A search is under way for an EgyptAir flight from Paris to Cairo which has disappeared with 56 passengers and 10 crew on board – including one British national.
The fate of the plane is not yet known and officials have said it is too early to rule out any possibility, including terrorism, but all those on board are now feared to have died.
French President Francois Hollande said “unfortunately the information we have … confirms to us the plane came down and is lost”, suggesting it crashed near the southern Greek island of Karpathos where the search is focused.
At the same time, Greek defence minister Panos Kammenos said the aircraft was in Egyptian airspace and flying at 37,000ft when it made “sudden swerves” and plunged to 15,000ft.
He said it swerved “90 degrees left and then 360 degrees to the right” before vanishing.
Authorities are examining CCTV footage at Charles de Gaulle Airport – and investigating an account from the captain of a merchant ship who reported seeing a “flame in the sky” some 130 nautical miles south of Karpathos.
Egyptian Civil Aviation Minister Sherif Fathy said the jet was more likely to have been brought down by a “terror attack” than a technical fault.
He added there were no known security issues with the passengers who boarded the flight, but further checks were being carried out.
Flight MS804 departed the French capital at 11.09pm (CEST). The airline said the plane lost contact with radar at 2.45am Cairo time (1.45am BST). It was last in touch 10 minutes earlier.
At that stage the Airbus A320, which was 13 years old and had logged 48,000 flight hours, was about three hours and 40 minutes into the four-hour journey.
Military search and rescue teams picked up an automated signal from the plane’s emergency beacon at 4.26am Cairo time (3.26am BST) – around 80 minutes after it was supposed to land in Cairo. It is thought this may have been triggered on impact.

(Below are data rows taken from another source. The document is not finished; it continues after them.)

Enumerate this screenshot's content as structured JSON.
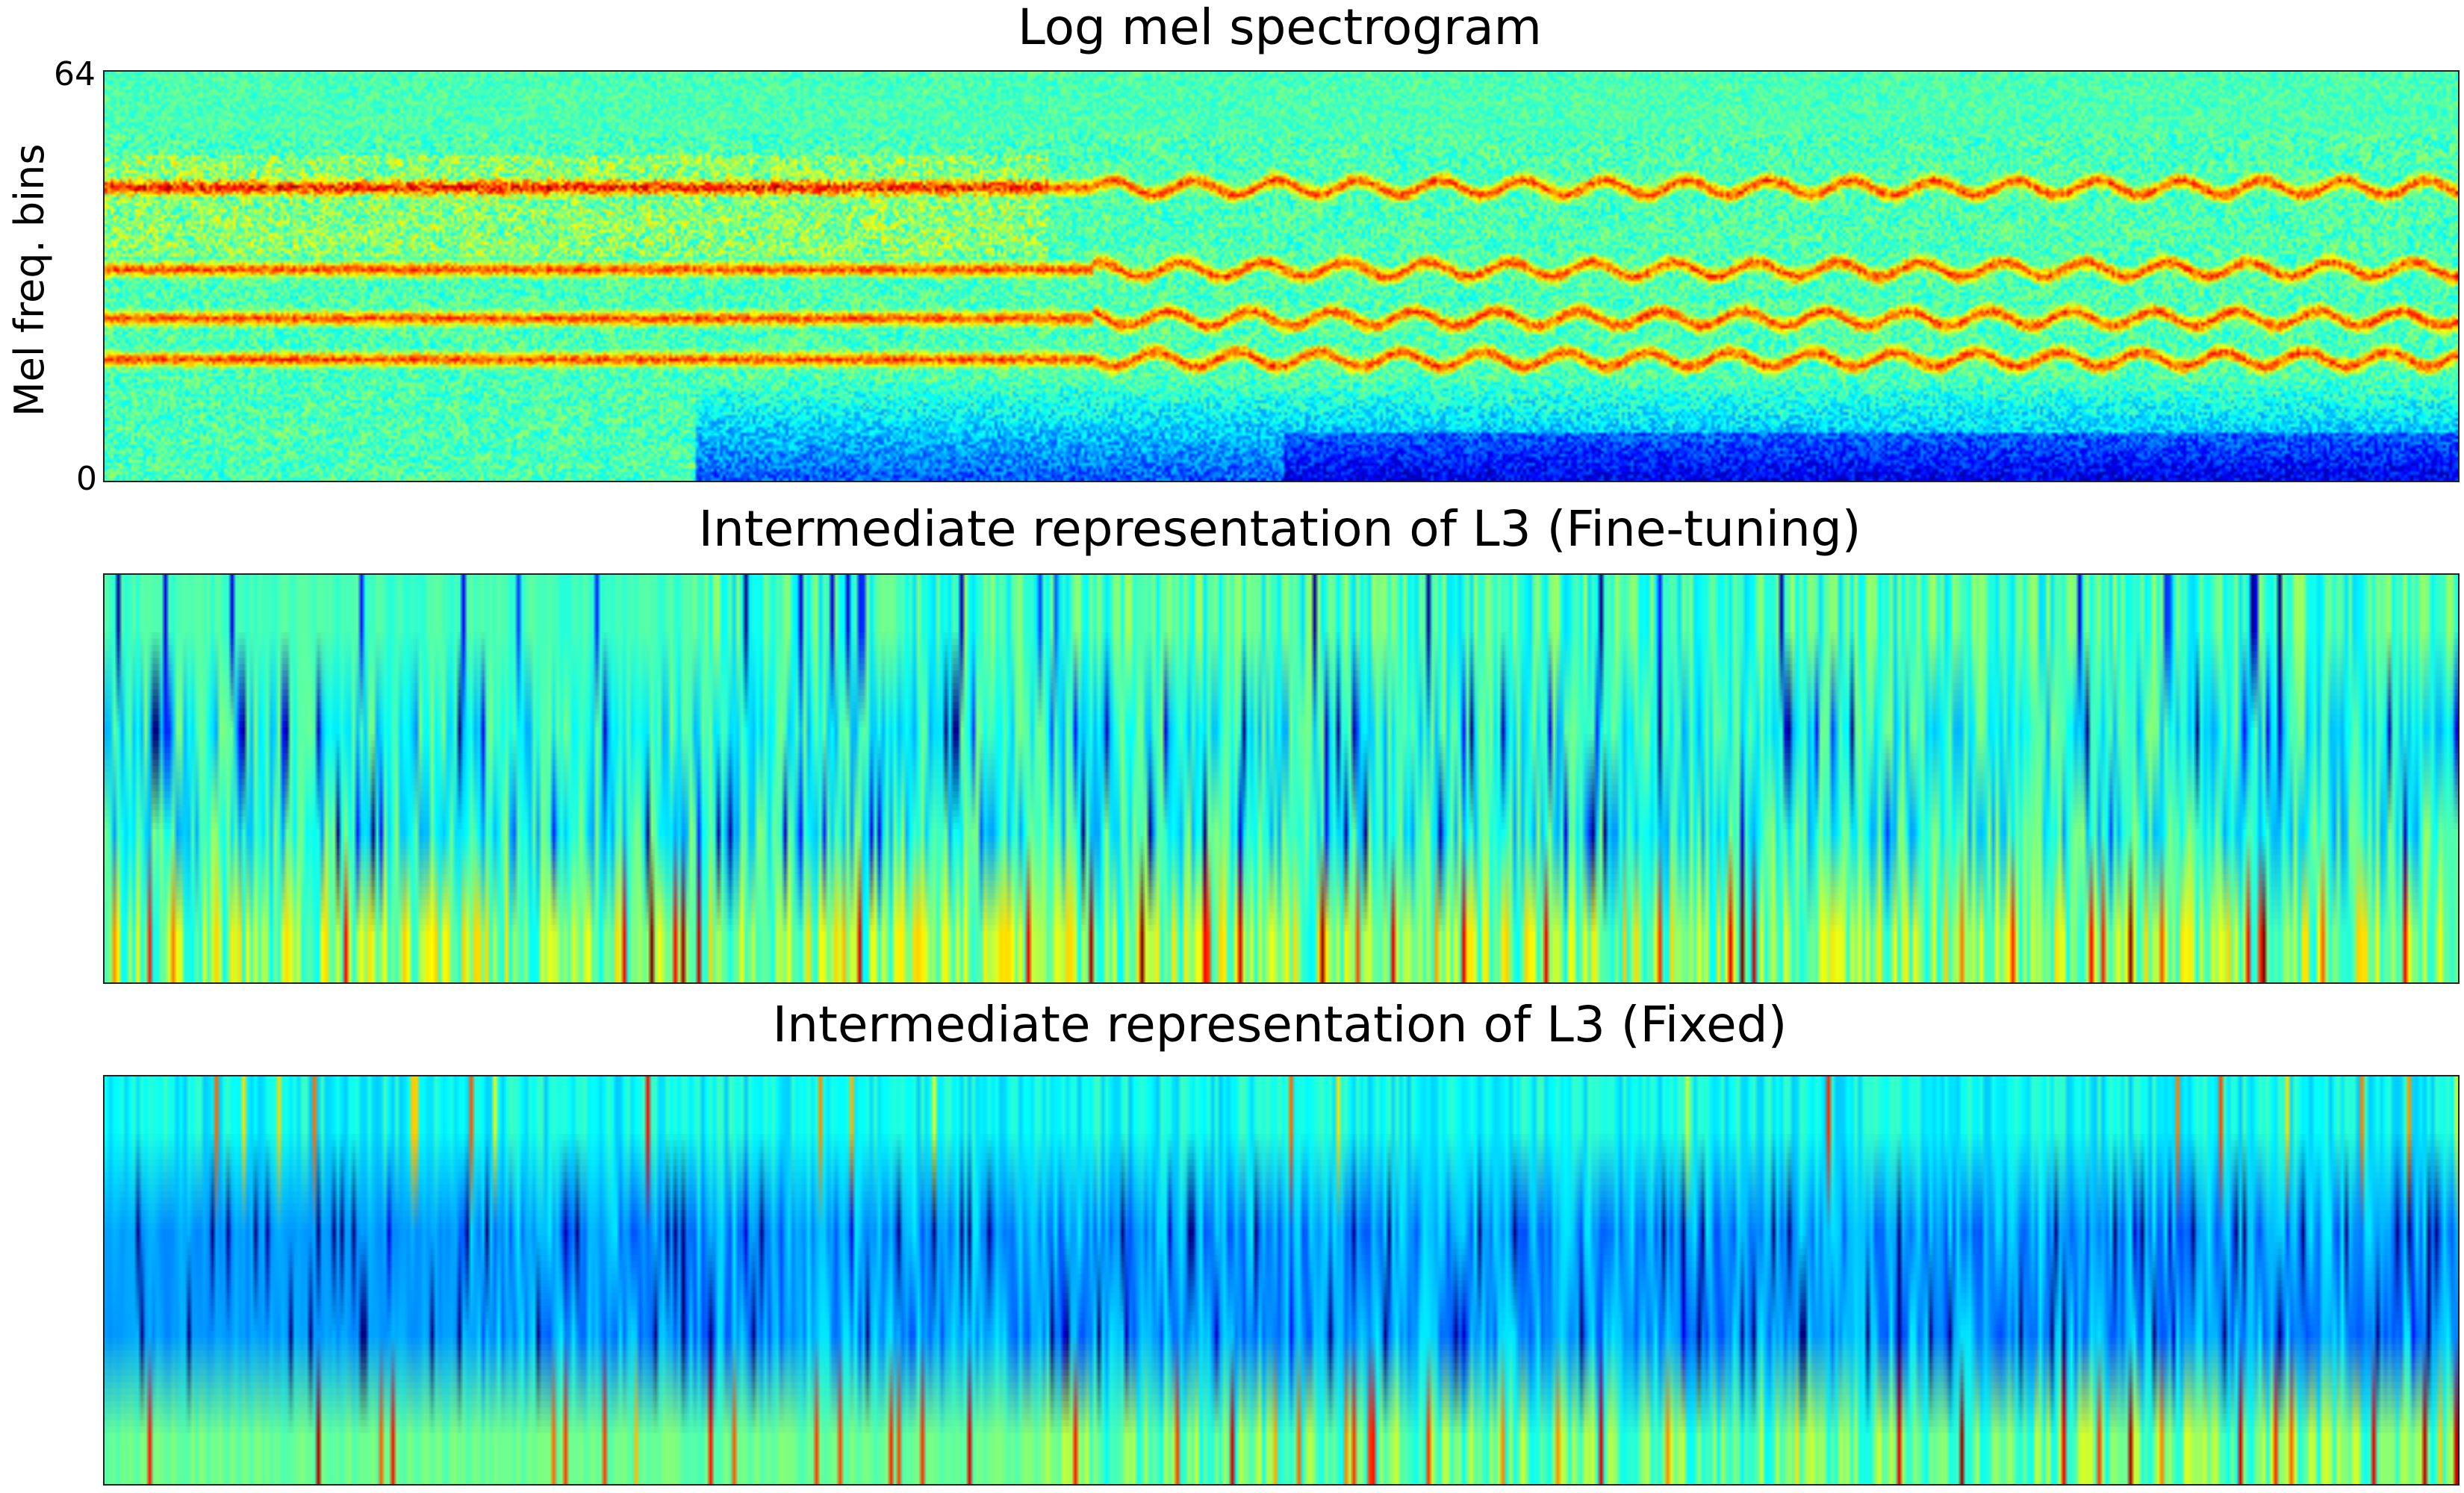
{
  "chart_data": [
    {
      "type": "heatmap",
      "title": "Log mel spectrogram",
      "ylabel": "Mel freq. bins",
      "yticks": [
        "64",
        "0"
      ],
      "ylim": [
        0,
        64
      ],
      "colormap": "jet",
      "bins": 64
    },
    {
      "type": "heatmap",
      "title": "Intermediate representation of L3 (Fine-tuning)",
      "colormap": "jet",
      "rows": 4
    },
    {
      "type": "heatmap",
      "title": "Intermediate representation of L3 (Fixed)",
      "colormap": "jet",
      "rows": 4
    }
  ]
}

Thirty Egyptians, 15 French, two Iraqis, a Belgian, Kuwaiti, Saudi, Sudanese, Chadian, Algerian, Portuguese and Canadian are among the passengers which also include one child and two babies.
Greek and French boats and planes have joined special teams from the Egyptian armed forces in the search for the jet. Greece also has a submarine on standby.
All vessels near Karpathos have been alerted to help. Bulk carrier Oceanus reported seeing no wreckage or fuel.
Greek civil aviation authorities said the jet disappeared off its radar two minutes after leaving its airspace. Prior to that, its air traffic controllers spoke to the pilot who reported no problems.
However, just before the handover to Cairo airspace, calls to the plane went unanswered.
Ahmed Abdel, the vice-chairman of EgyptAir holding company, told CNN there had been no distress calls from the plane.
The New York Times quoted Ehab Mohy el-Deen, the head of Egypt’s air navigation authority, as saying: “They did not radio for help or lose altitude. They just vanished.”
The airline said the plane’s pilot had flown 6,275 hours – including 2,101 hours on the same model – while the co-pilot had done 2,766 hours.
Commercial airline pilot Chris McGee told Sky News there were only two circumstances that would prevent a pilot from contacting air traffic control: “One would be if there was human intervention. The second is something has occurred on the flight deck.”
A crisis centre offering support to the distressed families of loved ones on board has been set up at Cairo International Airport.
Sky’s Sherine Tadros, at the airport, said: “People here are in tears and are losing hope as the hours go by.”
The Foreign Office said it was providing support to the family of the British national on board.
France’s Prime Minister Manuel Valls saiid “no theory can be ruled out on the cause of this disappearance”, as Paris and Cairo prosecutors launched an investigation into the disappearance of the jet.
Airbus, which delivered the plane to EgyptAir in 2003 said “our concerns go out to all those affected”.
The flight tracking history of the jet showed it had also flown to Tunisia, Eritrea and Brussels in the last few days.